New information obligations related to holding and operating with virtual currencies

Regulations. Thirteenth Additional Provision. 6 and 7 Personal Income Tax Law

To use virtual currencies we need them to be stored and guarded and to be able to prove who their owners are. For this there are, on the one hand, the so-called "electronic wallets" that provide custody services for virtual currencies and, on the other, the so-called "exchange" (coin exchange platforms) that allow purchase and sale operations to be carried out with them. .

In order to strengthen tax control over taxable events related to virtual currencies, since July 11, 2021, Law 11/2021, of July 9, on measures to prevent and combat tax fraud, transpose Directive (EU) 2016/1164, of the Council, of July 12, 2016, establishing rules against tax avoidance practices that directly affect the functioning of the internal market, modifying various tax and related regulations gaming regulation, has modified the Thirteenth Additional Provision of the Personal Income Tax Law to establish two new information obligations related to holding and operating with coins virtual.

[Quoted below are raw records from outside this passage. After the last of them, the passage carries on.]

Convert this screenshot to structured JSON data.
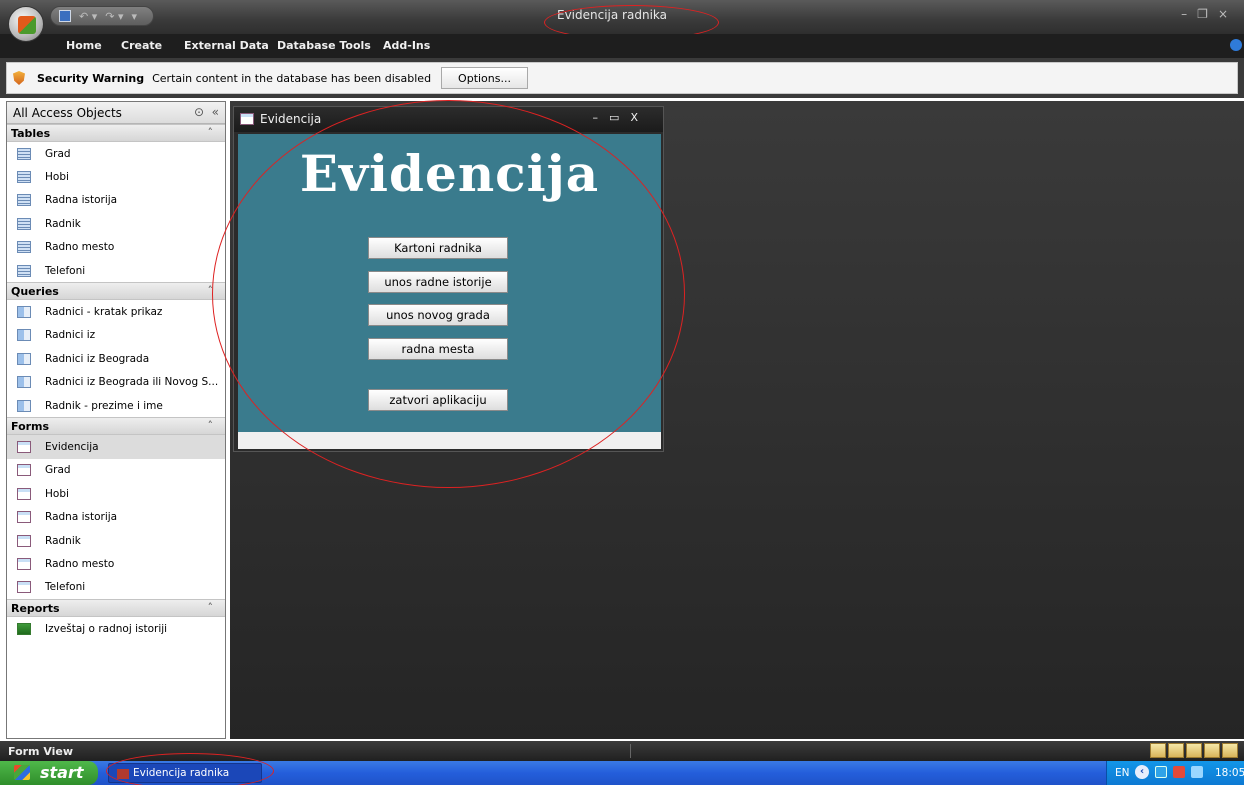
{
  "app": {
    "window_title": "Evidencija radnika"
  },
  "ribbon": {
    "tabs": [
      "Home",
      "Create",
      "External Data",
      "Database Tools",
      "Add-Ins"
    ]
  },
  "security_bar": {
    "title": "Security Warning",
    "message": "Certain content in the database has been disabled",
    "options_label": "Options..."
  },
  "nav": {
    "header": "All Access Objects",
    "groups": [
      {
        "name": "Tables",
        "icon": "table-icon",
        "items": [
          "Grad",
          "Hobi",
          "Radna istorija",
          "Radnik",
          "Radno mesto",
          "Telefoni"
        ]
      },
      {
        "name": "Queries",
        "icon": "query-icon",
        "items": [
          "Radnici - kratak prikaz",
          "Radnici iz",
          "Radnici iz Beograda",
          "Radnici iz Beograda ili Novog S...",
          "Radnik - prezime i ime"
        ]
      },
      {
        "name": "Forms",
        "icon": "form-icon",
        "items": [
          "Evidencija",
          "Grad",
          "Hobi",
          "Radna istorija",
          "Radnik",
          "Radno mesto",
          "Telefoni"
        ],
        "selected": "Evidencija"
      },
      {
        "name": "Reports",
        "icon": "report-icon",
        "items": [
          "Izveštaj o radnoj istoriji"
        ]
      }
    ]
  },
  "form": {
    "window_title": "Evidencija",
    "heading": "Evidencija",
    "buttons": [
      "Kartoni radnika",
      "unos radne istorije",
      "unos novog grada",
      "radna mesta",
      "zatvori aplikaciju"
    ]
  },
  "statusbar": {
    "text": "Form View"
  },
  "taskbar": {
    "start_label": "start",
    "task_item": "Evidencija radnika",
    "language": "EN",
    "clock": "18:05"
  },
  "colors": {
    "form_background": "#3a7b8d",
    "annotation_ring": "#dd2222",
    "taskbar": "#245edb"
  }
}
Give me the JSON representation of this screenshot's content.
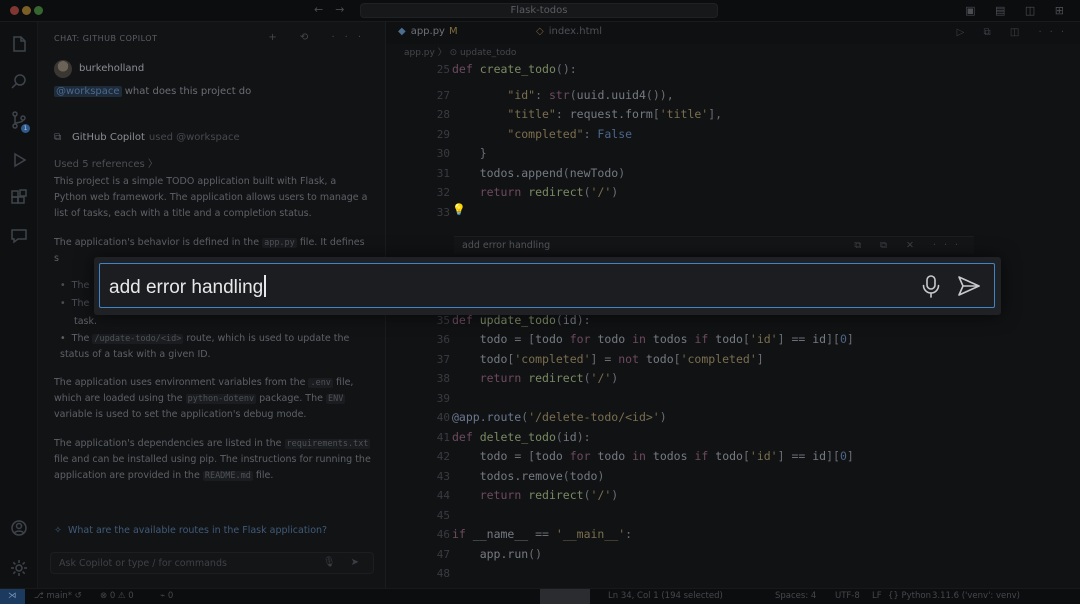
{
  "titlebar": {
    "search_text": "Flask-todos"
  },
  "activity": {
    "scm_badge": "1",
    "accounts_badge": ""
  },
  "chat": {
    "header": "CHAT: GITHUB COPILOT",
    "user": {
      "name": "burkeholland",
      "mention": "@workspace",
      "message": " what does this project do"
    },
    "copilot": {
      "name": "GitHub Copilot",
      "used": "used @workspace"
    },
    "used_refs": "Used 5 references",
    "para1": "This project is a simple TODO application built with Flask, a Python web framework. The application allows users to manage a list of tasks, each with a title and a completion status.",
    "para2_pre": "The application's behavior is defined in the ",
    "para2_code": "app.py",
    "para2_post": " file. It defines s",
    "bullet3_pre": "The ",
    "bullet3_code": "/update-todo/<id>",
    "bullet3_post": " route, which is used to update the status of a task with a given ID.",
    "bullet2_tail": "task.",
    "para3_a": "The application uses environment variables from the ",
    "para3_code1": ".env",
    "para3_b": " file, which are loaded using the ",
    "para3_code2": "python-dotenv",
    "para3_c": " package. The ",
    "para3_code3": "ENV",
    "para3_d": " variable is used to set the application's debug mode.",
    "para4_a": "The application's dependencies are listed in the ",
    "para4_code1": "requirements.txt",
    "para4_b": " file and can be installed using pip. The instructions for running the application are provided in the ",
    "para4_code2": "README.md",
    "para4_c": " file.",
    "suggestion": "What are the available routes in the Flask application?",
    "input_placeholder": "Ask Copilot or type / for commands"
  },
  "editor": {
    "tabs": [
      {
        "label": "app.py",
        "modified": "M"
      },
      {
        "label": "index.html",
        "modified": ""
      }
    ],
    "breadcrumb": "app.py  〉 ⊙ update_todo",
    "inline_chat_label": "add error handling",
    "lines_top": [
      {
        "n": "25"
      },
      {
        "n": "27"
      },
      {
        "n": "28"
      },
      {
        "n": "29"
      },
      {
        "n": "30"
      },
      {
        "n": "31"
      },
      {
        "n": "32"
      },
      {
        "n": "33"
      }
    ],
    "lines_bottom": [
      {
        "n": "35"
      },
      {
        "n": "36"
      },
      {
        "n": "37"
      },
      {
        "n": "38"
      },
      {
        "n": "39"
      },
      {
        "n": "40"
      },
      {
        "n": "41"
      },
      {
        "n": "42"
      },
      {
        "n": "43"
      },
      {
        "n": "44"
      },
      {
        "n": "45"
      },
      {
        "n": "46"
      },
      {
        "n": "47"
      },
      {
        "n": "48"
      }
    ]
  },
  "inline_chat": {
    "value": "add error handling",
    "mic_icon": "microphone-icon",
    "send_icon": "send-icon"
  },
  "status": {
    "branch": "⎇ main* ↺",
    "problems": "⊗ 0 ⚠ 0",
    "ports": "⌁ 0",
    "position": "Ln 34, Col 1 (194 selected)",
    "spaces": "Spaces: 4",
    "encoding": "UTF-8",
    "eol": "LF",
    "language": "{} Python",
    "interpreter": "3.11.6 ('venv': venv)"
  }
}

  1. Information obligations on holding virtual currencies

    For persons and entities that provide services to safeguard private cryptographic keys on behalf of third parties, to maintain, store and transfer virtual currencies, whether said service is provided primarily or in connection with another activity, the obligation to provide the Administration is introduced. tax information on all the virtual currencies they keep in custody. This supply will include information on balances in each different virtual currency and, where applicable, in legal tender, as well as the identification of the owners, authorized or beneficiaries of said balances.

    For these purposes, it should be noted that section 7 of article 1 of Law 10/2010, of April 28, on the prevention of money laundering and the financing of terrorism, calls these people or entities “providers of wallet custody services.” by stating that “ Custody service providers for electronic wallets will be understood as those natural persons or entities that provide safeguarding or custody services for private cryptographic keys on behalf of its clients for the holding, storage and transfer of virtual currencies.”

  2. Information obligations on operations with virtual currencies

    Likewise, for persons or entities that provide exchange services between virtual currencies and legal tender money or between different virtual currencies, or mediate in any way in carrying out such operations, or provide services to safeguard private cryptographic keys on behalf of third parties. , to maintain, store and transfer virtual currencies, the obligation to provide information about virtual currency operations (acquisition, transmission, exchange, transfer, collections and payments) in which they intervene is established. This same obligation extends to those who make initial offers of new virtual currencies.

These new reporting obligations on virtual currencies are pending regulatory development .

Attention: Likewise, the eighteenth Additional Provision of Law 58/2003, of December 17, General Tax, has been modified to establish an obligation to provide information on virtual currencies located abroad, which is also pending regulatory development.